Enfin la longue file d’automobiles, exactement cinquante voitures, se mit en mouvement pour escorter le char triomphal de la Madone. Et pendant cinquante kilomètres la céleste Reine d’Arabie passa à travers les sables du désert, là où jadis ne passaient que les caravanes des pèlerins de la Mecque.

En route il y eut un arrêt dans un autre campement, en face de l’hôpital de la Compagnie. La statue fut déposée sous un pavillon bien orné (combien d’heures, dérobées au sommeil pendant plusieurs nuits, avait coûté cette décoration) et on chanta les litanies avec d’autres cantiques. Mais il fallait repartir et, quand le cortège arriva à son terme, il était déjà nuit. À l’entrée des habitations d’Ahmadi attendait une foule d’au moins cinq cents catholiques. De là, sur une distance de plus d’un kilomètre, s’avança la procession de tant de fils de la Madone, pleins de piété et de recueillement : la première en ce coin de terre. C’était à n’en pas croire ses yeux : en Arabie, où le fanatisme musulman est encore si fort ; au milieu de la curiosité et l’admiration de centaines de protestants et d’anglicans, Marie se montrait vraiment « Reine des cœurs ».

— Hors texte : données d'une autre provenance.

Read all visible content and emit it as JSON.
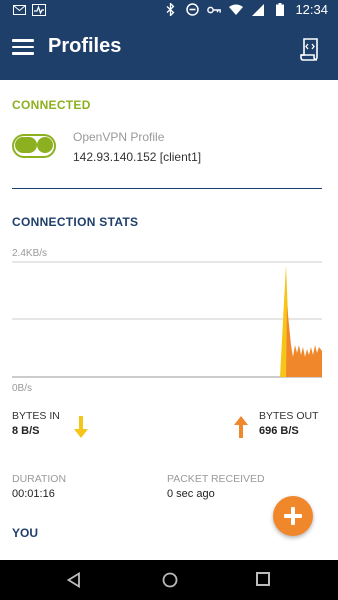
{
  "status_bar": {
    "time": "12:34",
    "left_icons": [
      "mail-icon",
      "pulse-icon"
    ],
    "right_icons": [
      "bluetooth-icon",
      "minus-circle-icon",
      "vpn-key-icon",
      "wifi-icon",
      "signal-icon",
      "battery-icon"
    ]
  },
  "app_bar": {
    "title": "Profiles",
    "menu_icon": "hamburger-menu-icon",
    "import_icon": "import-profile-icon"
  },
  "connection": {
    "status_label": "CONNECTED",
    "toggle_on": true,
    "profile_name": "OpenVPN Profile",
    "profile_server": "142.93.140.152 [client1]"
  },
  "stats": {
    "section_label": "CONNECTION STATS",
    "chart_max_label": "2.4KB/s",
    "chart_min_label": "0B/s",
    "bytes_in_label": "BYTES IN",
    "bytes_in_value": "8 B/S",
    "bytes_out_label": "BYTES OUT",
    "bytes_out_value": "696 B/S",
    "duration_label": "DURATION",
    "duration_value": "00:01:16",
    "packet_label": "PACKET RECEIVED",
    "packet_value": "0 sec ago",
    "you_label": "YOU"
  },
  "colors": {
    "primary": "#1f3f6b",
    "connected_green": "#8db020",
    "accent_orange": "#f0872a",
    "arrow_in_yellow": "#f5c518"
  }
}
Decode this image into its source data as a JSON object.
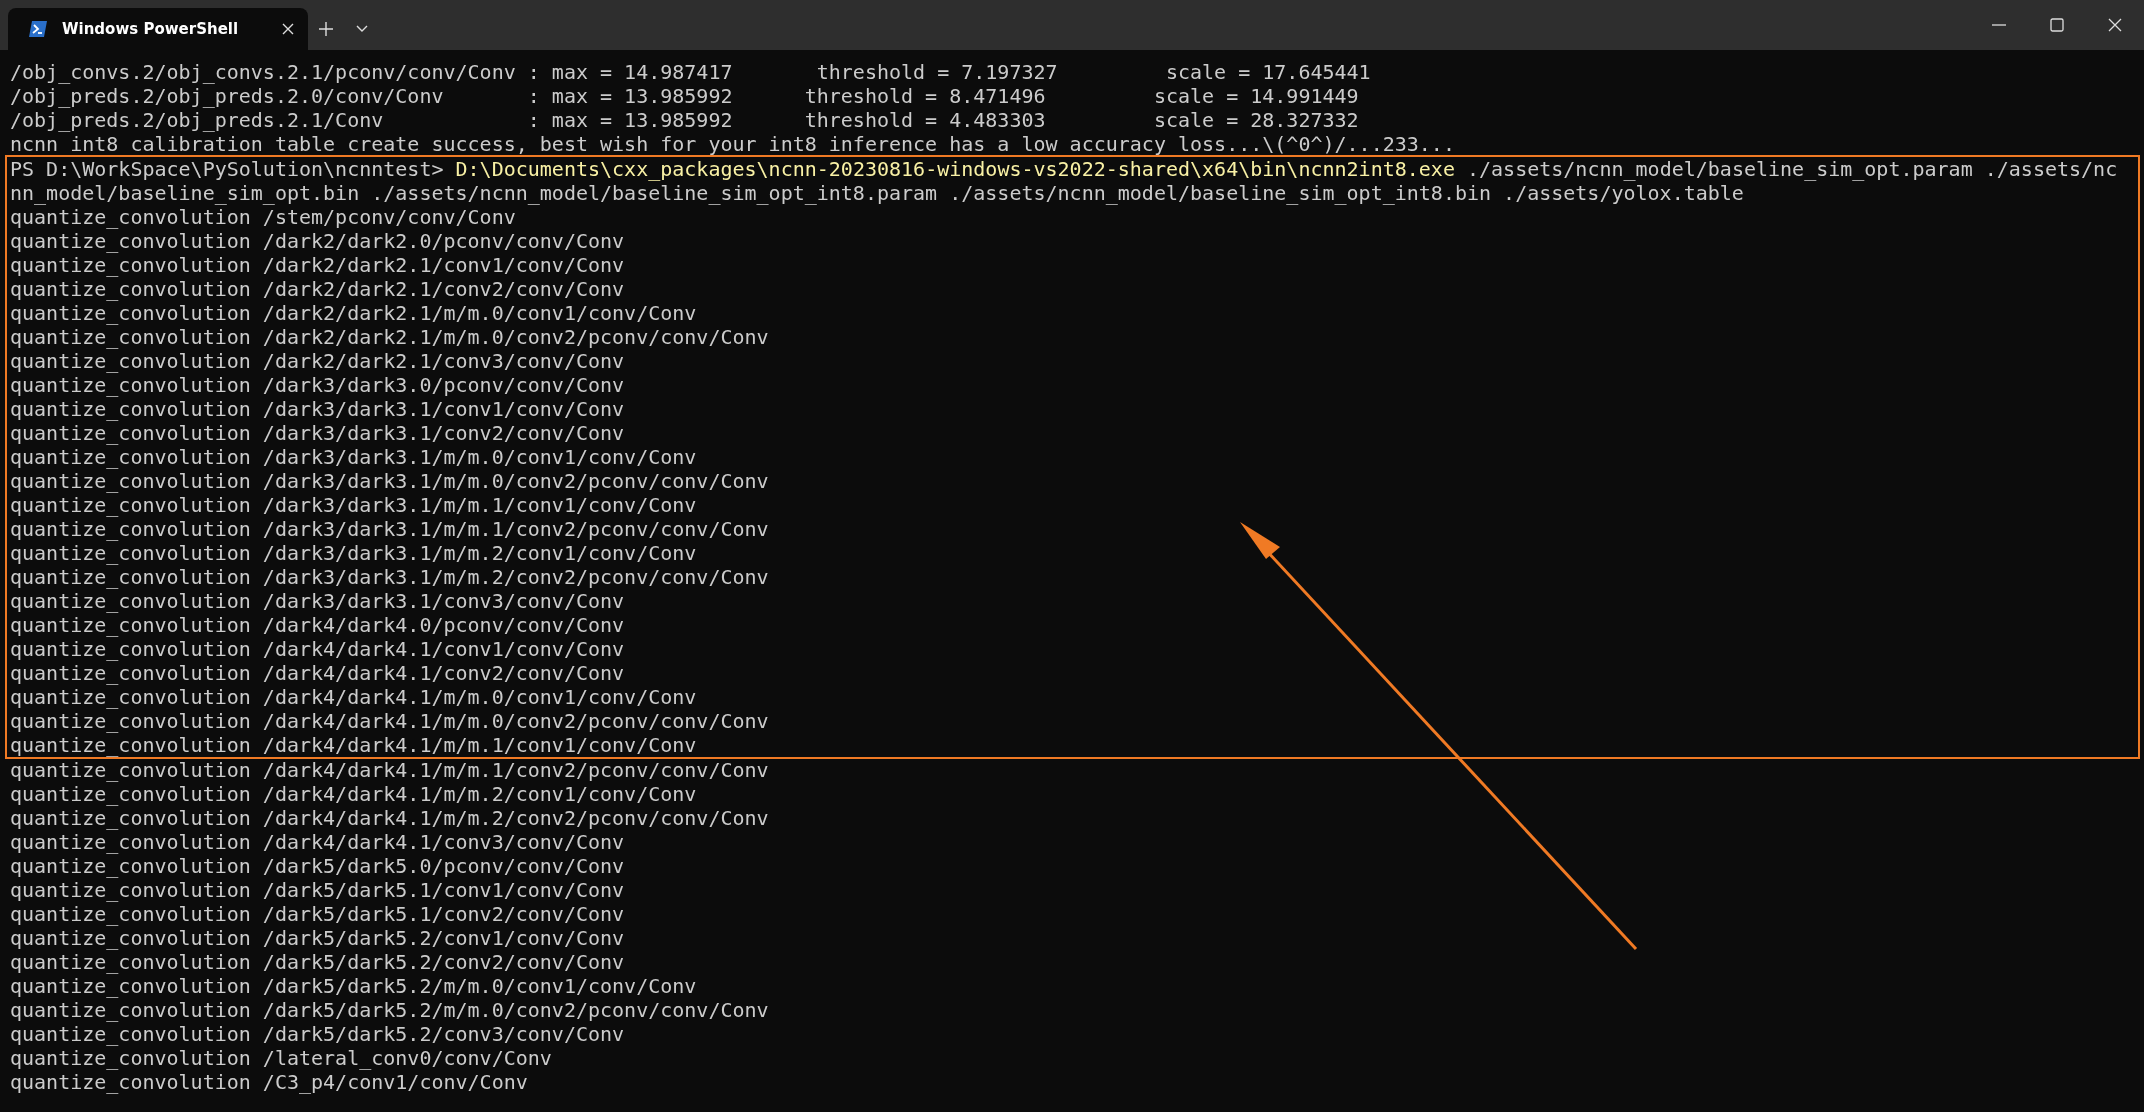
{
  "tabs": [
    {
      "title": "Windows PowerShell",
      "selected": true
    }
  ],
  "output_lines": [
    "/obj_convs.2/obj_convs.2.1/pconv/conv/Conv : max = 14.987417       threshold = 7.197327         scale = 17.645441",
    "/obj_preds.2/obj_preds.2.0/conv/Conv       : max = 13.985992      threshold = 8.471496         scale = 14.991449",
    "/obj_preds.2/obj_preds.2.1/Conv            : max = 13.985992      threshold = 4.483303         scale = 28.327332",
    "ncnn int8 calibration table create success, best wish for your int8 inference has a low accuracy loss...\\(^0^)/...233..."
  ],
  "highlighted": {
    "prompt": "PS D:\\WorkSpace\\PySolution\\ncnntest> ",
    "command": "D:\\Documents\\cxx_packages\\ncnn-20230816-windows-vs2022-shared\\x64\\bin\\ncnn2int8.exe",
    "arguments": " ./assets/ncnn_model/baseline_sim_opt.param ./assets/nc",
    "continuation": "nn_model/baseline_sim_opt.bin ./assets/ncnn_model/baseline_sim_opt_int8.param ./assets/ncnn_model/baseline_sim_opt_int8.bin ./assets/yolox.table",
    "lines": [
      "quantize_convolution /stem/pconv/conv/Conv",
      "quantize_convolution /dark2/dark2.0/pconv/conv/Conv",
      "quantize_convolution /dark2/dark2.1/conv1/conv/Conv",
      "quantize_convolution /dark2/dark2.1/conv2/conv/Conv",
      "quantize_convolution /dark2/dark2.1/m/m.0/conv1/conv/Conv",
      "quantize_convolution /dark2/dark2.1/m/m.0/conv2/pconv/conv/Conv",
      "quantize_convolution /dark2/dark2.1/conv3/conv/Conv",
      "quantize_convolution /dark3/dark3.0/pconv/conv/Conv",
      "quantize_convolution /dark3/dark3.1/conv1/conv/Conv",
      "quantize_convolution /dark3/dark3.1/conv2/conv/Conv",
      "quantize_convolution /dark3/dark3.1/m/m.0/conv1/conv/Conv",
      "quantize_convolution /dark3/dark3.1/m/m.0/conv2/pconv/conv/Conv",
      "quantize_convolution /dark3/dark3.1/m/m.1/conv1/conv/Conv",
      "quantize_convolution /dark3/dark3.1/m/m.1/conv2/pconv/conv/Conv",
      "quantize_convolution /dark3/dark3.1/m/m.2/conv1/conv/Conv",
      "quantize_convolution /dark3/dark3.1/m/m.2/conv2/pconv/conv/Conv",
      "quantize_convolution /dark3/dark3.1/conv3/conv/Conv",
      "quantize_convolution /dark4/dark4.0/pconv/conv/Conv",
      "quantize_convolution /dark4/dark4.1/conv1/conv/Conv",
      "quantize_convolution /dark4/dark4.1/conv2/conv/Conv",
      "quantize_convolution /dark4/dark4.1/m/m.0/conv1/conv/Conv",
      "quantize_convolution /dark4/dark4.1/m/m.0/conv2/pconv/conv/Conv",
      "quantize_convolution /dark4/dark4.1/m/m.1/conv1/conv/Conv"
    ]
  },
  "following_lines": [
    "quantize_convolution /dark4/dark4.1/m/m.1/conv2/pconv/conv/Conv",
    "quantize_convolution /dark4/dark4.1/m/m.2/conv1/conv/Conv",
    "quantize_convolution /dark4/dark4.1/m/m.2/conv2/pconv/conv/Conv",
    "quantize_convolution /dark4/dark4.1/conv3/conv/Conv",
    "quantize_convolution /dark5/dark5.0/pconv/conv/Conv",
    "quantize_convolution /dark5/dark5.1/conv1/conv/Conv",
    "quantize_convolution /dark5/dark5.1/conv2/conv/Conv",
    "quantize_convolution /dark5/dark5.2/conv1/conv/Conv",
    "quantize_convolution /dark5/dark5.2/conv2/conv/Conv",
    "quantize_convolution /dark5/dark5.2/m/m.0/conv1/conv/Conv",
    "quantize_convolution /dark5/dark5.2/m/m.0/conv2/pconv/conv/Conv",
    "quantize_convolution /dark5/dark5.2/conv3/conv/Conv",
    "quantize_convolution /lateral_conv0/conv/Conv",
    "quantize_convolution /C3_p4/conv1/conv/Conv"
  ]
}
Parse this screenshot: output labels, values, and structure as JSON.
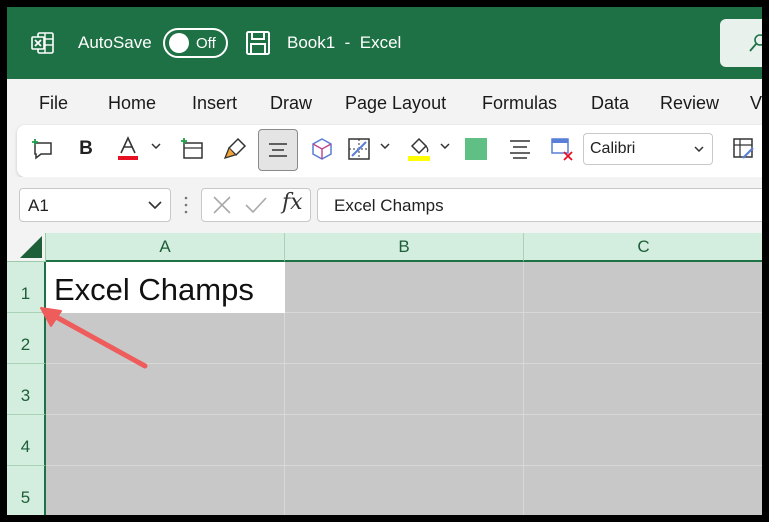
{
  "titlebar": {
    "app_icon": "excel-logo-icon",
    "autosave_label": "AutoSave",
    "autosave_state": "Off",
    "save_icon": "save-disk-icon",
    "document_title": "Book1  -  Excel",
    "search_icon": "search-icon",
    "colors": {
      "background": "#1e7145",
      "text": "#ffffff"
    }
  },
  "menu": {
    "tabs": [
      "File",
      "Home",
      "Insert",
      "Draw",
      "Page Layout",
      "Formulas",
      "Data",
      "Review",
      "V"
    ]
  },
  "ribbon": {
    "buttons": [
      {
        "name": "new-comment-button",
        "icon": "new-comment-icon"
      },
      {
        "name": "bold-button",
        "icon": "bold-icon",
        "label": "B"
      },
      {
        "name": "font-color-button",
        "icon": "font-color-icon",
        "label": "A",
        "color": "#e81123"
      },
      {
        "name": "insert-cells-button",
        "icon": "insert-cells-icon"
      },
      {
        "name": "format-painter-button",
        "icon": "format-painter-icon"
      },
      {
        "name": "center-align-button",
        "icon": "center-align-icon",
        "selected": true
      },
      {
        "name": "3d-model-button",
        "icon": "cube-icon"
      },
      {
        "name": "borders-button",
        "icon": "borders-icon"
      },
      {
        "name": "fill-color-button",
        "icon": "paint-bucket-icon",
        "color": "#ffff00"
      },
      {
        "name": "cell-color-button",
        "icon": "green-square-icon",
        "color": "#5fbf84"
      },
      {
        "name": "align-text-button",
        "icon": "align-lines-icon"
      },
      {
        "name": "clear-format-button",
        "icon": "clear-format-icon"
      },
      {
        "name": "format-cells-button",
        "icon": "format-cells-icon"
      }
    ],
    "font_name": "Calibri"
  },
  "formula_bar": {
    "name_box": "A1",
    "cancel_icon": "x-icon",
    "enter_icon": "check-icon",
    "fx_label": "fx",
    "formula_value": "Excel Champs"
  },
  "sheet": {
    "columns": [
      "A",
      "B",
      "C"
    ],
    "rows": [
      "1",
      "2",
      "3",
      "4",
      "5"
    ],
    "cells": {
      "A1": "Excel Champs"
    },
    "colors": {
      "header_bg": "#d3eede",
      "header_text": "#1e5e38",
      "empty_cell": "#c8c8c8",
      "arrow": "#ef5c5c"
    }
  }
}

Enfin après la bénédiction solennelle du T. S. Sacrement et la statue posée sur son trône dans la chapelle, se déroula le défilé des fidèles qui allaient lui baiser le pied revêtu d’argent. Tant et tant de catholiques de douze nations différentes, Anglais et Palestiniens, Australiens, Américains du Nord, Indiens, Irlandais, Français, Pakistanais, Libanais, Syriens, Iraquiens, Iraniens. Mais à quand les Arabes ?

Au mois de mai dernier un jeune Bédouin, attiré par la curiosité, prit place dans l’église pendant une cérémonie mariale. À la fin, voyant les assistants qui allaient baiser le pied de la Madone, lui aussi s’avança, fit un dévot « salaam » et à son tour lui baisa le pied. Le Missionnaire le voyait et les larmes lui vinrent aux yeux : c’était le premier hommage d’un Arabe, un authentique fils du désert, à sa Reine.

Un jour ils seront nombreux les Arabes qui, comme le jeune Bédouin, viendront lui prêter obéissance et La saluer comme leur Mère et leur Reine. Reprenant le texte que leurs pères lisent depuis tant de générations dans leur livre saint, ils pourront lui redire : « Ô Marie, certainement Dieu t’a purifiée, prédestinée et sanctifiée entre toutes les femmes du monde. »

Voilà pourquoi Marie est « NOTRE DAME D’ARABIE ».

 

 

 

R. P. THÉOPHANE DE SAINT-JOSEPH, o.c.d.

 

Paru dans la revue Marie en novembre-décembre 1952.